A mobilização em torno do caso expôs, mais uma vez, a urgência de regulamentar o ambiente digital e enfrentar crimes que exploram vulnerabilidades, sobretudo de crianças e adolescentes. Regras claras, capazes de proteger usuários e responsabilizar quem lucra com práticas nocivas se faz indispensável à manutenção da democracia. Assim, seguem alguns canais oficiais para denunciar crimes cometidos na internet, especialmente casos de abuso infantil, exploração sexual, ameaças e outros ilícitos virtuais:

Disque 100 – Central de Direitos Humanos do Ministério dos Direitos Humanos e Cidadania. Recebe denúncias de violações contra crianças, adolescentes e outros grupos vulneráveis, inclusive crimes online. Funciona 24h e é gratuito.

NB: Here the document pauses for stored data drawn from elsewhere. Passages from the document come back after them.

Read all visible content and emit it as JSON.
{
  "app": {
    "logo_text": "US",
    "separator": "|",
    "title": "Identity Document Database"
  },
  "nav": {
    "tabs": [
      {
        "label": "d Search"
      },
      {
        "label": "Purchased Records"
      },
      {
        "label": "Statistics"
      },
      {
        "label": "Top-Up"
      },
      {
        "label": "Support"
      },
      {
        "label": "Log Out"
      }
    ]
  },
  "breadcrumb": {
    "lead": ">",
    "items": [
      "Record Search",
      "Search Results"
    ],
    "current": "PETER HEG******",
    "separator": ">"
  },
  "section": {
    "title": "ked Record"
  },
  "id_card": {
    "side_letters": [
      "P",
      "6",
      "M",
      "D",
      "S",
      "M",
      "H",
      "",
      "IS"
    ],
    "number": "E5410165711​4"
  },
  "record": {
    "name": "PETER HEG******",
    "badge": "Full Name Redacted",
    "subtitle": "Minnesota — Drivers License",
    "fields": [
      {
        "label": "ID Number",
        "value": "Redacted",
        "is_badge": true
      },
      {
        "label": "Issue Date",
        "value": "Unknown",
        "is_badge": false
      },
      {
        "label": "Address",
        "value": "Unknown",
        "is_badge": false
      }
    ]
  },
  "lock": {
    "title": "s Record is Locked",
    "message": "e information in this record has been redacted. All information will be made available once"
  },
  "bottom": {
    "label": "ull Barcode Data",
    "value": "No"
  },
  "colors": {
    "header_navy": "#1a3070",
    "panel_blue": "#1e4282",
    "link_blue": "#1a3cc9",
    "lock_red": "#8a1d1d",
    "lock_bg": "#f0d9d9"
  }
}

SaferNet Brasil – Plataforma especializada em denúncias anônimas de crimes na internet, como pornografia infantil, racismo, apologia e incitação a crimes contra a vida. Para entrar no site clique aqui.

Polícia Federal 181  – Recebe denúncias diretamente pelo site ou nas delegacias, principalmente para crimes cibernéticos de maior gravidade e alcance internacional.

Delegacias Especializadas de Crimes Cibernéticos – Presentes em diversos Estados, recebem denúncias presenciais ou por canais online.